|by Dany Holloway|
|NME March 25, 1972 - discovered by Mike Clayton|
|It’s a monster, it’s wild, it could drive a country boy mad, it’s.. .|
|The Tale of Lindisfarne in Wonderland|
Picture five Newcastle lads touring in the overwhelming, monstrous United States. The hustle and bustle can drive a country boy mad unless he relaxes, sitting on the edge of his Holiday Inn bed, watching the colourful street lights below. And it’s all happening to Lindisfarne for the first time. To them it’s mesmeric, unbelievable. Last week I talked on the transatlantic phone to drummer Ray Laidlaw, in San Francisco, and asked him for his impressions of the city.
“I’ve always had visions of San Francisco as a hippie place , with lots of mist and Clark gable in it somewhere,” Laidlaw told me. “I must have seen a dozen films about San Francisco with Clark Gable in them. So it’s nice to see the place. It’s like dreams coming true you know. But I haven’t seen Clark Gable.”
On the first leg of their tour. Lindisfarne supported The Kinks – which they enjoyed. They didn’t like New York very much – an intrusive, dehumanising place. But they were having good fun in ‘Frisco.With temperatures around 85, they’ve been driving around town with their bare feet hanging out the station wagon windows.

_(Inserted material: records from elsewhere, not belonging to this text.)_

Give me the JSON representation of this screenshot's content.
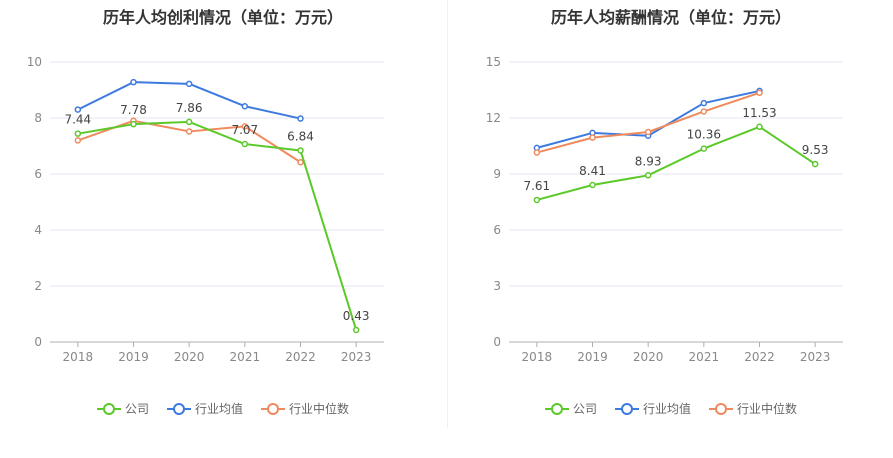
{
  "colors": {
    "company": "#5cc92b",
    "industry_avg": "#3d7ae0",
    "industry_median": "#f08a5d",
    "grid": "#e3e7f0",
    "axis": "#b0b0b0",
    "tick_text": "#888888"
  },
  "legend": {
    "company": "公司",
    "industry_avg": "行业均值",
    "industry_median": "行业中位数"
  },
  "chart_data": [
    {
      "type": "line",
      "title": "历年人均创利情况（单位：万元）",
      "categories": [
        "2018",
        "2019",
        "2020",
        "2021",
        "2022",
        "2023"
      ],
      "ylim": [
        0,
        10
      ],
      "yticks": [
        "0",
        "2",
        "4",
        "6",
        "8",
        "10"
      ],
      "grid": true,
      "legend_position": "bottom",
      "series": [
        {
          "name": "公司",
          "key": "company",
          "values": [
            7.44,
            7.78,
            7.86,
            7.07,
            6.84,
            0.43
          ],
          "labels": [
            "7.44",
            "7.78",
            "7.86",
            "7.07",
            "6.84",
            "0.43"
          ]
        },
        {
          "name": "行业均值",
          "key": "industry_avg",
          "values": [
            8.3,
            9.28,
            9.22,
            8.42,
            7.98,
            null
          ]
        },
        {
          "name": "行业中位数",
          "key": "industry_median",
          "values": [
            7.2,
            7.9,
            7.52,
            7.7,
            6.42,
            null
          ]
        }
      ]
    },
    {
      "type": "line",
      "title": "历年人均薪酬情况（单位：万元）",
      "categories": [
        "2018",
        "2019",
        "2020",
        "2021",
        "2022",
        "2023"
      ],
      "ylim": [
        0,
        15
      ],
      "yticks": [
        "0",
        "3",
        "6",
        "9",
        "12",
        "15"
      ],
      "grid": true,
      "legend_position": "bottom",
      "series": [
        {
          "name": "公司",
          "key": "company",
          "values": [
            7.61,
            8.41,
            8.93,
            10.36,
            11.53,
            9.53
          ],
          "labels": [
            "7.61",
            "8.41",
            "8.93",
            "10.36",
            "11.53",
            "9.53"
          ]
        },
        {
          "name": "行业均值",
          "key": "industry_avg",
          "values": [
            10.4,
            11.2,
            11.05,
            12.8,
            13.45,
            null
          ]
        },
        {
          "name": "行业中位数",
          "key": "industry_median",
          "values": [
            10.15,
            10.95,
            11.25,
            12.35,
            13.35,
            null
          ]
        }
      ]
    }
  ]
}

Laidlaw talked about the common ground they share with The Kinks. “The Kinks were good enough to let us use equipment they’d borrowed. We did eight gigs with them and it was really first class. The Kinks attract an audience who are interested in songs rather than instrumental virtuosity, and we appeal to a similar audience, so it was a really good idea being with them. “The Kinks are really big over here and have full houses everywhere.”
Laidlaw said Lindisfarne were at first a little apprehensive about playing to American audiences. They really didn’t know what formula to use. Then they realised people are the same all over, and they played basically the same as they do in Britain. One of the major problems facing British groups in America is the difference in size of venues. I asked him if he liked larger hall.

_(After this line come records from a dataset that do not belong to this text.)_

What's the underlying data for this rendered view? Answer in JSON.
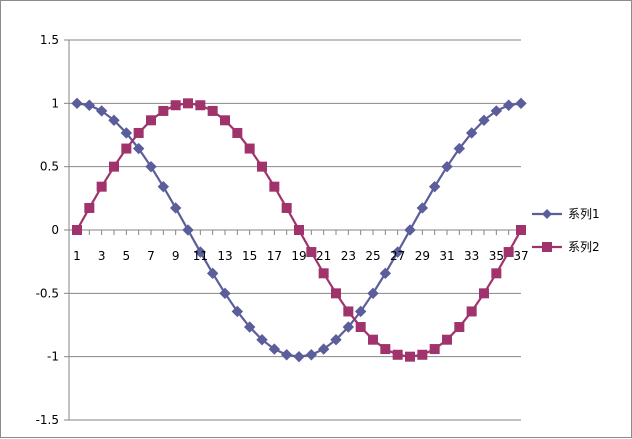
{
  "chart_data": {
    "type": "line",
    "x": [
      1,
      2,
      3,
      4,
      5,
      6,
      7,
      8,
      9,
      10,
      11,
      12,
      13,
      14,
      15,
      16,
      17,
      18,
      19,
      20,
      21,
      22,
      23,
      24,
      25,
      26,
      27,
      28,
      29,
      30,
      31,
      32,
      33,
      34,
      35,
      36,
      37
    ],
    "x_tick_labels": [
      "1",
      "3",
      "5",
      "7",
      "9",
      "11",
      "13",
      "15",
      "17",
      "19",
      "21",
      "23",
      "25",
      "27",
      "29",
      "31",
      "33",
      "35",
      "37"
    ],
    "y_tick_labels": [
      "1.5",
      "1",
      "0.5",
      "0",
      "-0.5",
      "-1",
      "-1.5"
    ],
    "ylim": [
      -1.5,
      1.5
    ],
    "grid": true,
    "legend_position": "right",
    "series": [
      {
        "name": "系列1",
        "color": "#5B5E9B",
        "marker": "diamond",
        "values": [
          1.0,
          0.985,
          0.94,
          0.866,
          0.766,
          0.643,
          0.5,
          0.342,
          0.174,
          0.0,
          -0.174,
          -0.342,
          -0.5,
          -0.643,
          -0.766,
          -0.866,
          -0.94,
          -0.985,
          -1.0,
          -0.985,
          -0.94,
          -0.866,
          -0.766,
          -0.643,
          -0.5,
          -0.342,
          -0.174,
          0.0,
          0.174,
          0.342,
          0.5,
          0.643,
          0.766,
          0.866,
          0.94,
          0.985,
          1.0
        ]
      },
      {
        "name": "系列2",
        "color": "#A0336B",
        "marker": "square",
        "values": [
          0.0,
          0.174,
          0.342,
          0.5,
          0.643,
          0.766,
          0.866,
          0.94,
          0.985,
          1.0,
          0.985,
          0.94,
          0.866,
          0.766,
          0.643,
          0.5,
          0.342,
          0.174,
          0.0,
          -0.174,
          -0.342,
          -0.5,
          -0.643,
          -0.766,
          -0.866,
          -0.94,
          -0.985,
          -1.0,
          -0.985,
          -0.94,
          -0.866,
          -0.766,
          -0.643,
          -0.5,
          -0.342,
          -0.174,
          0.0
        ]
      }
    ]
  }
}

“Yeah, I do actually. There was a time when we had difficulty, but not now. We seem to get a similar atmosphere in a large auditorium as in a club. We just chat to people and behave in the same way, and it seems to work. We’ve done some really big ones over here but the sound systems are so good that everybody can hear us.
“We can make little jokes or chat to the audience and you can hear every word – which isn’t always as easy as in England.” Laidlaw said they’d been well received so far – half way through their five-week tour. As well as hitting most of the major cities, they’re doing some medium sized ones like Cleveland, Cincinnati and Lubbock, Texas.
One gig that they’re looking forward to is the Troubadour in Los Angeles which broke Elton John and Cat Stevens. I asked about material. Do they mind doing some of the older things like “We Can Swing Together”? “WE change them all the time. Obviously you go off a song now and then, but you just drop it for a bit, then it comes up again. Over here we’ve been doing a lot of things from the first album and before, just to see how people react. We have a pretty wide scope as a band – we can go from folky quiet things to hard rock. “We want to try everything we are capable of, and see how American audiences react.”
Are any new songs likely to come out of the tour?
“Oh, I should think there will be quite a few. It’s such an experience coming here that it’s bound to start things up in the little minds.“But we’re gonna have a holiday when we get back, and that should give us a chance to get some songs together. We’ve got some songs ready to be rehearsed already, and with the extra stuff we’ve got here we should be well on the way to the new album.
“Alan or Rod sometimes come along to a rehearsal with a song, and they’ll sing it to us and if everybody likes it, we’ll do it. “But if one person doesn’t like the song, we don’t do it. It’s as simple as that. We’ll go all through that scene when we get back where we’ll sit in somebody’s front room and listen to all the new songs.
“Then we’ll pick out ones we want to do and go away to a friend’s cottage in Scotland and learn them all. There we can be together 24 hours a day and rehearse when we want, play football, or go out and have a pint. We’re friends first and a group second.” With their current single and album doing so well, I asked Laidlaw if there was any type of goal they’d like to achieve. “We’d like to be the best group in the world and be known for being the best group in the world. We’re really not happy with everything we’ve done record-wise. I don’t know if we ever will be perfectly happy, but we want to make a brilliant album before very long.
“We know we can do it. We’ve got everything that’s necessary. It’s just a question of learning how to do it properly. The last two albums have been good in different ways, but both had shortcomings. On the next one, we want to eliminate those things. We’ll be using Bob Johnston again as producer.”
Laidlaw said he wasn’t ashamed of all the hype they’ve had about coming out of Newcastle, because basically it was all true. They love the place and are glad they come from there. He thinks they’ll always basically be a Newcastle band because that’s where they started. And so there you have it, my friends. The latest news from five Geordies touring in Wonderland. Drummer Laidlaw might leave his heart in San Francisco after all. Too bad Clark Gable wasn’t there to greet him.